Abu Dhabi: Abu Dhabi National Oil Company (Adnoc) has the ability to increase oil production by several hundred thousands of oil per day to alleviate any potential supply shortages, the company said on Tuesday as Saudi Arabia and Russia too reaffirmed an agreement between Opec and its allies to increase production to about one million barrels per day to stabilise oil prices.
The company emphasised that working in close cooperation with the UAE Ministry of Energy and Industry, it stands ready to increase its production in alignment and coordination with Opec (Organisation of the Petroleum Exporting Countries) and the Opec and non-Opec Joint Ministerial Monitoring Committee.
Adnoc currently has an oil production capacity of around 3.3 million barrels per day and is expected to increase its production capacity to 3.5 million bpd by the end of 2018, a statement on WAM said.
Adnoc’s current output capacity
Opec and non-Opec members, such as Russia, agreed to increase production at a meeting in Vienna last month but did not provide a specific number on how much production hike they are targeting in the coming months. Saudi oil minister Khalid Al Falih said that the increase should be close to one million barrels per day.
The development comes as oil prices rise due to geopolitical tensions and tightening of global oil markets, with global oil benchmark Brent going up from less than $50 per barrel two years ago to about $79 per barrel currently.
World’s top oil consuming countries like US, India and China have expressed concern over the rise in oil prices, with US President Donald Trump even asking Saudi Arabia to raise production by two million barrels per day to stabilise oil prices.
Brent was trading at $78.28 per barrel on Tuesday at 5:10pm UAE times, up by 1.27 per cent. US crude West Texas Intermediate was at $74.81 per barrel.
Current level of supply outages
“The intention to raise production should calm the market under normal circumstances. These are, however, not normal times as supply outages, actual as well as perceived, could be well over 2 million barrels per day from Libya, Venezuela, Angola and potentially Iran,” Tamas Varga, an oil analyst from London based PVM Oil Associates Ltd told Gulf News.
“Those with spare capacity, and they are the Gulf producers, would not be able to fill the gap if worst comes to worst. Hopefully it will not happen but the market is certainly pricing in this possibility.”
Iran threat
Meanwhile, Iranian President Hassan Rouhani issued a stern warning over Middle East’s supplies saying if its crude oil exports were threatened, the rest of the Middle East’s was as well.
“It seems they do not understand what they are saying when they say Iran will not be allowed to export even a single of drop of oil. All right, if you can do such a thing, do it and see the result,” Associated Press quoted Rouhani as saying while addressing Iranian expatriates in Switzerland on Monday night.

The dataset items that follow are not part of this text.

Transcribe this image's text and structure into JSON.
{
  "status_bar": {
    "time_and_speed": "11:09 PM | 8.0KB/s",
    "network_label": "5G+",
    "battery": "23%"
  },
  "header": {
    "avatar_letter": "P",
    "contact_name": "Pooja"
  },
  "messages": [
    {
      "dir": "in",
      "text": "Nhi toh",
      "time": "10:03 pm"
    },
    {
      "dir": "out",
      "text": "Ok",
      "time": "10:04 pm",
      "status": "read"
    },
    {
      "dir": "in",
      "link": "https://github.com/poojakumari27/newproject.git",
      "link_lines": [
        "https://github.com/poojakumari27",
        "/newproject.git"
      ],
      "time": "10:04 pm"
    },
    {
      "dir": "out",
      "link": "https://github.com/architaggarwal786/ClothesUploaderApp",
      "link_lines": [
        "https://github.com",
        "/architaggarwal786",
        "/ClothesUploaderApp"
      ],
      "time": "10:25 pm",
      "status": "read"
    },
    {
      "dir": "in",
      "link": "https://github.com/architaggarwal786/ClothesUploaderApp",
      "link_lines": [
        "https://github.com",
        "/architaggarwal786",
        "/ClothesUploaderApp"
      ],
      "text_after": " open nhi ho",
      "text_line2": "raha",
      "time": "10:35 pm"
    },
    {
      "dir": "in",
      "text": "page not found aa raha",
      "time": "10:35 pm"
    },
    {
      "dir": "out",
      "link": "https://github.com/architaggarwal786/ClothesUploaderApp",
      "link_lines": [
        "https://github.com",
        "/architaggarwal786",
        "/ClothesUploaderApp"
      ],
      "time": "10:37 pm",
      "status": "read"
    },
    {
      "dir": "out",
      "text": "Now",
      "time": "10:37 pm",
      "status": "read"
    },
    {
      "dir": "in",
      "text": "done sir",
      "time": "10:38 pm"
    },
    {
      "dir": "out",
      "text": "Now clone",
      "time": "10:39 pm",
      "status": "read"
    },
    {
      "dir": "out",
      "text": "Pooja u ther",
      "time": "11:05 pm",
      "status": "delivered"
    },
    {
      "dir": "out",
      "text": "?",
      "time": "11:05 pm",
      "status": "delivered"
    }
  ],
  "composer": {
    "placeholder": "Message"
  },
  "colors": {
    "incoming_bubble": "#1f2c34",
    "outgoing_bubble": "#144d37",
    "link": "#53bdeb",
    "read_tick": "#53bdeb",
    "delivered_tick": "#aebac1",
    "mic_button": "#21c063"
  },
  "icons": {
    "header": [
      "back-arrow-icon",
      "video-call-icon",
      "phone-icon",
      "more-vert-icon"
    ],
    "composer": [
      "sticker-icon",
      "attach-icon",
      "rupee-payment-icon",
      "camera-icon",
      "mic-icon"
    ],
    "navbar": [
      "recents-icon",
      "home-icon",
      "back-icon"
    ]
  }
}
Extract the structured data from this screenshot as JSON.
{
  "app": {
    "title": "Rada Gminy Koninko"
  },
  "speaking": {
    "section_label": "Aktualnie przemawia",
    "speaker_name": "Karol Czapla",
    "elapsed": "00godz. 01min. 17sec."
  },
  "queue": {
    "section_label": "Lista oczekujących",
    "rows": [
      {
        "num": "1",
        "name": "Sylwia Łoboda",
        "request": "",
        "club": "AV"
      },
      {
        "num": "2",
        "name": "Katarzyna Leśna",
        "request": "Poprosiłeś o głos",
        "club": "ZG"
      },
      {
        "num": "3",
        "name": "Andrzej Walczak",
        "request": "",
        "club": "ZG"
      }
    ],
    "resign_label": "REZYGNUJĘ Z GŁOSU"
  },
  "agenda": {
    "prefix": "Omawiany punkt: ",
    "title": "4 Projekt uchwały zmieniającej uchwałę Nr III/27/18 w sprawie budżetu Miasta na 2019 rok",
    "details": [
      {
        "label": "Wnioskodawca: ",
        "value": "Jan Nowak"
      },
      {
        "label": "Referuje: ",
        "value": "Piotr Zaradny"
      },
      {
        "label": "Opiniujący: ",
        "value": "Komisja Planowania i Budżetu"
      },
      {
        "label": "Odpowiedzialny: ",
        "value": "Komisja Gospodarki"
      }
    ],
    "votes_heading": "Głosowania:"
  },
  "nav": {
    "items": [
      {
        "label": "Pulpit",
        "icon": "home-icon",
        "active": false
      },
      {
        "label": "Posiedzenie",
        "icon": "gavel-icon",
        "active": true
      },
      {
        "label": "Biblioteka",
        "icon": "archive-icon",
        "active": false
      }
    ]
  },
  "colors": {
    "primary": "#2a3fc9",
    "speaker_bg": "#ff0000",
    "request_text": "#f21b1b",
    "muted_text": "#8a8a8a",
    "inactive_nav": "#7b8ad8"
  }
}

Iran has previously threatened to close the Strait of Hormuz, a narrow waterway carrying a fifth of the world’s traded oil, over sanctions on its controversial nuclear enrichment programme.
Iran, the third-biggest producer of oil within Opec, also recently called on the group to prevent some members from increasing their output without seeking consensus with other members.
Production hike
Opec and non-Opec members agreed to increase production at a meeting in Vienna last month. The increase should be close to one million bpd.